As he’d needed to make the decision before him possible to make.
It was a simple thing to feed them both enough ichor, maybe three pints’ worth each. That was all that Sycily told Reggie their bodies could hold. Three pints for three weeks of Regeneration, if they weren’t all better by the end of that they’d be damned close to it.
Or they’d be dead. Do something stupid in their desperation to find him. Reggie had been told that the effects of his ichor got intense. Got bad.
Dying was already where they were at though, so it wouldn’t get worse.
Reggie half-expected to see them stirring moments after they drank, but of course he didn’t. Thirty times. Not a thousand like him, not ten thousand like him when he pushed his powers. Thirty times. It’d be hours at least before any noticeable difference marked itself in the pair.
Enough time for Reggie to get away then. Hopefully neither of them starved, he’d checked and found a few food stores left where Ajoke had sheltered in the castle before. He could only guess how many days it’d last. Enough for them to recover and get more?
They were dying anyway. Nowhere to go but up for their chances.
Reggie’s couldn’t be more different. His chances were pretty good right now, past the bulk of his danger. He just had to make them worse for Ludvich and Ajoke’s sakes. The alternative was to let them wake up and see him, feel all the emotions his ichor would force them to. That’d change a person even once it wore off, had to. No. He left, headed out the castle and started through the grimwoods at a jog.
His jog was faster than most men could sprint.

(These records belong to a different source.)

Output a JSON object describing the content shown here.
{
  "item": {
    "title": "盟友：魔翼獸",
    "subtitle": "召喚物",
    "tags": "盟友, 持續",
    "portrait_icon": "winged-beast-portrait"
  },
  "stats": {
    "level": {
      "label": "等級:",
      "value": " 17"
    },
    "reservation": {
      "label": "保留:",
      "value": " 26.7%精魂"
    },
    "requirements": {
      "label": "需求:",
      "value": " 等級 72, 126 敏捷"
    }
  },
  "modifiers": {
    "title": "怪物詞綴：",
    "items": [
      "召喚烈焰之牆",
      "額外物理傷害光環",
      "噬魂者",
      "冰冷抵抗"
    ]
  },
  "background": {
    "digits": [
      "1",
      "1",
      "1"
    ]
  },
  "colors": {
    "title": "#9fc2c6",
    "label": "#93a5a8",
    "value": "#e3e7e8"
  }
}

By the time another day had come Reggie was a hundred fifty miles gone and well past reach. He’d left the grimwoods after about half of them, and the hills that emerged after were the most beautiful things Reggie had ever seen. Great mounds in the landscape like ripples on a puddle’s surface, sprawling out. Not a tree in sight, not a monster. Why didn’t anyone live here?
The question stuck to him like he’d stepped in it and kept him company the rest of the night. Reggie didn’t find an answer. Before he could stumble onto one there was a new sight greeting him and crushing away all the wondering, a city-sight.
Reggie hadn’t been to a city before. He knew all the ones in Engyr by name and by heart, could even find them on a map. He worked that map out in his mind now and figured he was somewhere near the middle of the country based on the settlement sprawled out ahead of him.
Lorwick. Nasty place, big, full of people. None of these were things Reggie had heard, he saw it all with his own eyes now as he drew closer. The place reeked at a distance and reeked more by the mile, drenched in a thick miasma of human fluids and decay. It was loud, it was big. How many people lived there? Reggie couldn’t put a number to them, not even a guess.
He’d have said millions if he tried. But that was stupid wasn’t it?
[It is, Reggie, you’re an idiot.]
“Shut up,” he spat, “cunt. Shut the fuck up before I scrape you out of there myself.”
For once, Dvo did shut up. Good. Reggie wasn’t in a mood for any more bullshit. He headed closer to the city, reaching it maybe a half-hour before sunlight bathed the streets and made them deadly. There was a wall and gate here that looked much thicker than the ones in Norvhan.
Too thick to smash through, too high to jump, and, Reggie found, a good deal more secure. Guards approached him as he drew near.
And to think, he’d been in such a hurry to carry Ludvich and Ajoke away that he’d not even picked up Eryqai’s damned magic weapons.